Elites of São Paulo and Their Varied Relationships with Public Space

Friday, July 18, 2014: 7:10 PM
Room: 311+312
Distributed Paper
Carolina REQUENA , Political Science, University of São Paulo, Brazil
Telma HOYLER , Political Science, Centro de Estudos da Metropole (CEM/Cebrap), São Paulo, Brazil
The paper examines specific areas in São Paulo where elites cohabit with poorer populations and investigates the different ways they mediate this physical proximity. Our findings indicate that the relationships emerging from these dynamics vary from complete appropriation of public space by the elites to negotiation with other cohabiting social groups.

Until the 1970s, São Paulo’s elites lived in the center of the city. Although they were one of the actors in the metropolis’ macro-segregation configuration, the local literature traditionally emphasized the formation of urban peripheries inhabited homogeneously by poor populations.
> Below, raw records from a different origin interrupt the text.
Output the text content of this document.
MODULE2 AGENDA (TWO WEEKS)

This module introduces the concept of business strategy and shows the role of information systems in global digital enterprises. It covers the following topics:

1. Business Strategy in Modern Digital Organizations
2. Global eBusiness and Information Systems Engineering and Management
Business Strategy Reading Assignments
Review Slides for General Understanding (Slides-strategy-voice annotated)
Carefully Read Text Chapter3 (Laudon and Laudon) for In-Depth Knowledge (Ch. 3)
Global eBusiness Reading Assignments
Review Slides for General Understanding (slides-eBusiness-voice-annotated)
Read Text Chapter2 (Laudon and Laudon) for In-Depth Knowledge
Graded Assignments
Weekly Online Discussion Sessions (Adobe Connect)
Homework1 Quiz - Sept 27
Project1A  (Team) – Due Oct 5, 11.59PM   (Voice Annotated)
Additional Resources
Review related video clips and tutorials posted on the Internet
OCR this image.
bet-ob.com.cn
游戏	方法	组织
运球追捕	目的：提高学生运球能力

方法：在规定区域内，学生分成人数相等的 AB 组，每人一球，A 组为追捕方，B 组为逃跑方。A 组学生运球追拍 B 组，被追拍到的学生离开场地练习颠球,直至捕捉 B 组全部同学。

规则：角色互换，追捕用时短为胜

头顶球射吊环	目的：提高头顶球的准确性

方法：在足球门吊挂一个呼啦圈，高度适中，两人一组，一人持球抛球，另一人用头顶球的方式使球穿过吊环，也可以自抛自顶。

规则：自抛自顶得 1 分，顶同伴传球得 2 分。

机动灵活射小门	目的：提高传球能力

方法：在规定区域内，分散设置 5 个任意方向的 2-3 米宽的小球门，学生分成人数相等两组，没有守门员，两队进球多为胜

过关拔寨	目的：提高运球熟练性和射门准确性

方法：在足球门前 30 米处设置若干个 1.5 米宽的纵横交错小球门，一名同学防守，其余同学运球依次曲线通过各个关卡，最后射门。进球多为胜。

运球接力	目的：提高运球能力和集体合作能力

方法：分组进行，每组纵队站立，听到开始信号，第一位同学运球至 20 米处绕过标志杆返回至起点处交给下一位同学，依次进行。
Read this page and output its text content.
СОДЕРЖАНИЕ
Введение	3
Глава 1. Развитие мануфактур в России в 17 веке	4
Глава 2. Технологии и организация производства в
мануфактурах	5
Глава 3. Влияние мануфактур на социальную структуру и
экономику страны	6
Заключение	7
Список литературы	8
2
Recently, however, both quantitative and qualitative research have eloquently pointed to heterogeneous living spaces in São Paulo, indicating that portions of the elite have scattered throughout the metropolis, while others have stayed in the center.

The elite´s varied choices of housing location since the 1980s led to different impacts on public space: some of the groups have closed streets with gates and walls; others have banned sidewalks, and so forth. At the same time, some of the groups that stayed in the center have not materially sealed off contact with other social groups. Therefore, our aim is to understand how elites view contact with other populations and which role public space plays in the establishment or avoidance of such contact.

We take three methodological steps: (a) using Geographic Information System, we select areas that are inhabited by the 10% richer extract of the population according to the 2010 Census data, provided that these areas also contain poorer populations; (b) conduct and analyze in-depth interviews with members of the elites and label them into groups according to shared lifestyles, as well as social, political and economic insertion; and (c) proceed to describe the relationship each elite group establishes with neighboring populations, focusing on the role of public space.